I'm Dr. Danny Liu, an Asian American attachment therapist and clinical psychologist in Manhattan. Most of the people I work with are capable, accomplished adults who still feel thrown by relationships. It tends to surface in the same handful of places: dating, conflict, the quiet after a text goes unanswered, the moment you want to get closer to someone and freeze instead.
You might already know your pattern by heart. But knowing it and being able to change it are two different things, and that gap is most of what therapy is for. Underneath the pattern there's usually an old belief still running quietly: I have to perform to be loved. I'm too much. I can't really count on anyone.
Many of the people I see grew up in immigrant households where feelings weren't discussed much, where love looked like sacrifice and long hours more than words, and where letting on that you were struggling didn't feel safe. That shapes how you love later. I grew up in a home like that too, so this isn't only something I studied.
Anxious Attachment
When your attachment leans anxious, other people's moods start to feel like your weather. A short reply, a canceled plan, a partner who goes quiet, and you're suddenly replaying everything you said. You might send the text and regret it, over-give to keep someone close, or feel like you're the only one holding the relationship together. Usually this goes back to a childhood where love was real but came and went without much warning, so staying alert became the way to hold onto it. A lot of our work is you learning that you don't have to earn your spot with someone all over again every single day.
Avoidant Attachment
Avoidant attachment usually looks fine from the outside. You're independent, you solve your own problems, you don't make a fuss. What's harder to see is how alone that can get. If you grew up sensing your needs were an inconvenience, the safest thing was to stop having them, or at least stop showing them. So closeness can register as pressure, and when someone gets too near you find a reason to step back. That isn't coldness. It's that closeness once came at a cost, and part of therapy is making it feel safe to want it again.
Disorganized Attachment
Disorganized attachment, sometimes called fearful-avoidant, is the one I find gets misunderstood the most, and it's a growing focus of my practice. It's the bind of wanting closeness and fearing it in the same breath. It tends to form when the person you counted on as a child was also the person who scared or confused you, so love and danger got tangled together early. As an adult that can look like running hot and cold, reaching for someone and then blowing it up, feeling desperate for them and crowded by them in the same week. It's disorienting to live inside, and it starts to make sense once you can see where it came from.
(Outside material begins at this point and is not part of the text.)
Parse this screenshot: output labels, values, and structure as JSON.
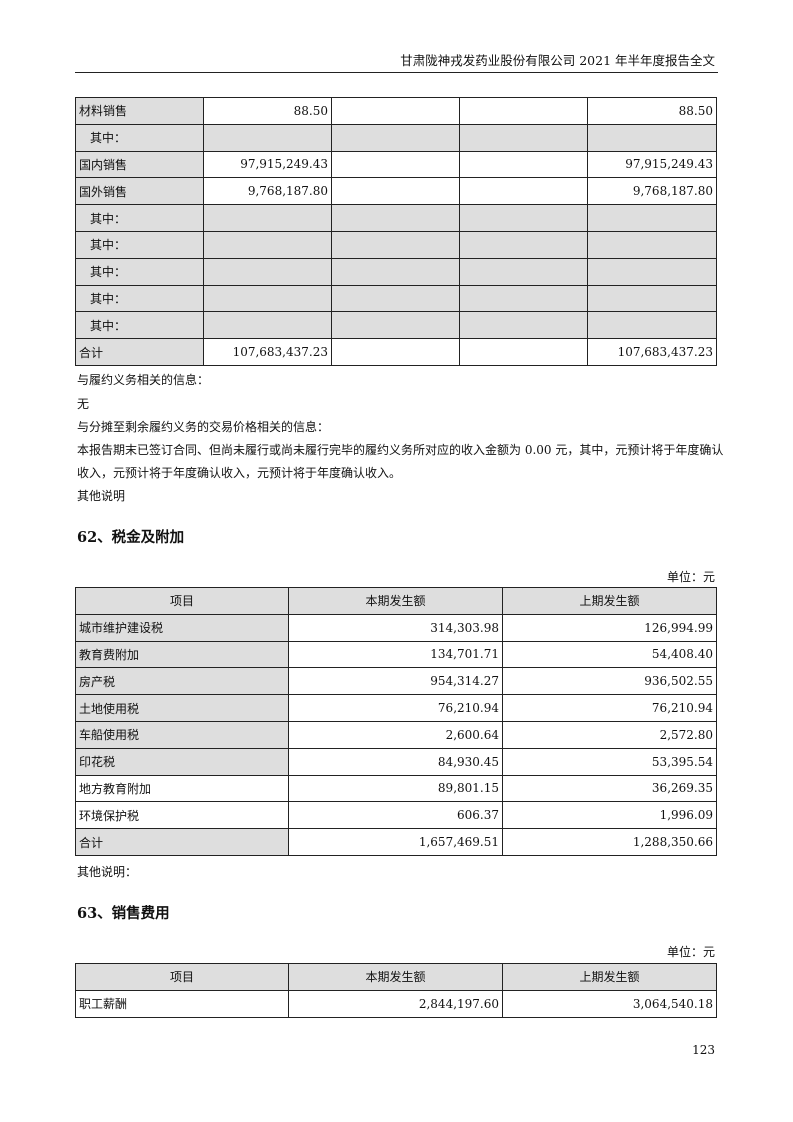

This work is slower and more careful, and it's some of the most meaningful I do.
Watch: How Attachment Styles Actually Form
In this episode of Beyond the Surface, I break down where each attachment style actually comes from, and how something that helped you survive childhood ends up quietly running your adult relationships.
Episode 2: How Childhood Adaptations Shape Our Attachment Style
Common Areas I Support
- Feeling pressure to "get it right" in dating or relationships
- Attracting avoidant or emotionally unavailable partners
- Falling into familiar relationship patterns despite wanting something secure
- Difficulty expressing needs without guilt or fear of judgment
- Worrying constantly about what the other person is feeling
In our work, we go back to where these patterns started and loosen their grip on the present. Over time, closeness stops being something you have to manage and starts being something you can actually let yourself have.
Frequently Asked Questions
What is disorganized attachment?
Disorganized attachment, also called fearful-avoidant, is when you want closeness and fear it at the same time. It often develops when the person a child relied on for comfort was also, at times, frightening or unpredictable, so love and fear got linked early on. In adult relationships it usually shows up as a push and pull: reaching for intimacy, then backing away or sabotaging it once it's actually there.
Can your attachment style change?
Yes. Your attachment style is something you learned, not something you're stuck with. With steady therapy over time, it's possible to build what's called earned security, a real sense that closeness is safe even if you didn't get that growing up. It's slow, but it lasts.